Monsieur le président, monsieur le ministre, mes chers collègues, le nouveau dispositif budgétaire ne prévoit pas de programme particulier en ce qui concerne la couverture sociale de nos 2 300 000 compatriotes résidant à l'étranger.
Certes, un programme « Français à l'étranger et étrangers en France » existe bien au sein de la mission « Action extérieure de l'État », gérée par le ministère des affaires étrangères, mais, là encore, cela ne se rapporte pas à la couverture sociale des Français expatriés.
Or cette protection sociale est l'une des interrogations décisives de nos compatriotes lorsqu'ils partent s'établir à l'étranger, qu'il s'agisse de la couverture sociale proprement dite - assurance maladie, assurance accident du travail, assurance vieillesse - ou, plus largement, de l'offre de soins en vigueur dans les pays d'accueil et des conditions sanitaires auxquelles ils seront confrontés.
Il me semble donc important d'évoquer certains de ces points devant vous.
Pivot essentiel de la couverture sociale des Français de l'étranger, la Caisse de sécurité sociale des Français de l'étranger, la CFE, créée en 1984, couvre une population de près de 185 000 personnes, dont la plupart au titre de l'assurance maladie, avec une croissance de 5 % à 6 % pour 2005.
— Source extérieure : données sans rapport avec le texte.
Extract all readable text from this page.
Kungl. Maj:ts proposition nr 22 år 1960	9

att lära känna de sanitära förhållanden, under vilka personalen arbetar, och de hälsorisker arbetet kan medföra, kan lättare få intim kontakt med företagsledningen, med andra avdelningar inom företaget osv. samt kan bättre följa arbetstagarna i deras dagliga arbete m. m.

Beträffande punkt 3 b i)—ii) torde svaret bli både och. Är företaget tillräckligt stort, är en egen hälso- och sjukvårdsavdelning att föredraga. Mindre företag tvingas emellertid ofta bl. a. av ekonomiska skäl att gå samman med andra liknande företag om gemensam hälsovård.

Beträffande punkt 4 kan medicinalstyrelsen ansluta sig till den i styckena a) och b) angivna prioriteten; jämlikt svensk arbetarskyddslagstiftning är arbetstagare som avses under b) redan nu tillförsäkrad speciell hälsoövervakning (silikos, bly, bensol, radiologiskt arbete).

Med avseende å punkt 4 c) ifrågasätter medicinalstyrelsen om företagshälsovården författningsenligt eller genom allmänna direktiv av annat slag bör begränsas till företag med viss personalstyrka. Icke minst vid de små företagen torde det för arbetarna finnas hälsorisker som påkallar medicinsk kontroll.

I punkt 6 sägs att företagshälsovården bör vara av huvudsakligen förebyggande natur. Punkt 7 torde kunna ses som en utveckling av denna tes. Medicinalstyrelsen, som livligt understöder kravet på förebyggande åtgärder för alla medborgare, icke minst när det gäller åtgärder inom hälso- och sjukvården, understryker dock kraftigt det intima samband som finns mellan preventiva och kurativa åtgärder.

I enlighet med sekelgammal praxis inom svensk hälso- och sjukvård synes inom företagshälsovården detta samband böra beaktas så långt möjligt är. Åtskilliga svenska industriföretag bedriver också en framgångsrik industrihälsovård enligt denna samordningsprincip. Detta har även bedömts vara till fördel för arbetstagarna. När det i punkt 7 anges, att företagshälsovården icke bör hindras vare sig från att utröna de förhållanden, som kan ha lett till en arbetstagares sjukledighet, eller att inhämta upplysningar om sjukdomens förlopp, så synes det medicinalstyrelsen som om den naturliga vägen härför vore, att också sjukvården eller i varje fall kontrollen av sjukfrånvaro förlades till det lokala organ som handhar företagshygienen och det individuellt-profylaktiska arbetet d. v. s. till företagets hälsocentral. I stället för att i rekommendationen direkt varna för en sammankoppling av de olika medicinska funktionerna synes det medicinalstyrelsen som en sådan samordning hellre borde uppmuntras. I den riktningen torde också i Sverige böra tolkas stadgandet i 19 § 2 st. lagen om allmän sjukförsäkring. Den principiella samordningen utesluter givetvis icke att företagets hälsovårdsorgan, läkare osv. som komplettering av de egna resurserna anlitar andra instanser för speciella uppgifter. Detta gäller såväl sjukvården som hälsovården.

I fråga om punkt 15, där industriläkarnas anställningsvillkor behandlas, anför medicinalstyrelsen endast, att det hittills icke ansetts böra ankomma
Depuis plus de vingt ans, la CFE, son conseil d'administration, que j'ai l'honneur de présider depuis l'origine, et son personnel, se sont efforcés, avec le soutien des autorités de tutelle, dont votre ministère, d'améliorer la couverture mise en place par la loi du 13 juillet 1984 en développant ses actions, en les adaptant aux situations particulières rencontrées à l'étranger, en multipliant les mesures de justice sociale visant à réduire le coût de l'assurance volontaire maladie et à en permettre l'accès au plus grand nombre. Il a été ainsi procédé à des baisses successives des taux de cotisation et à la création de plusieurs catégories de cotisants.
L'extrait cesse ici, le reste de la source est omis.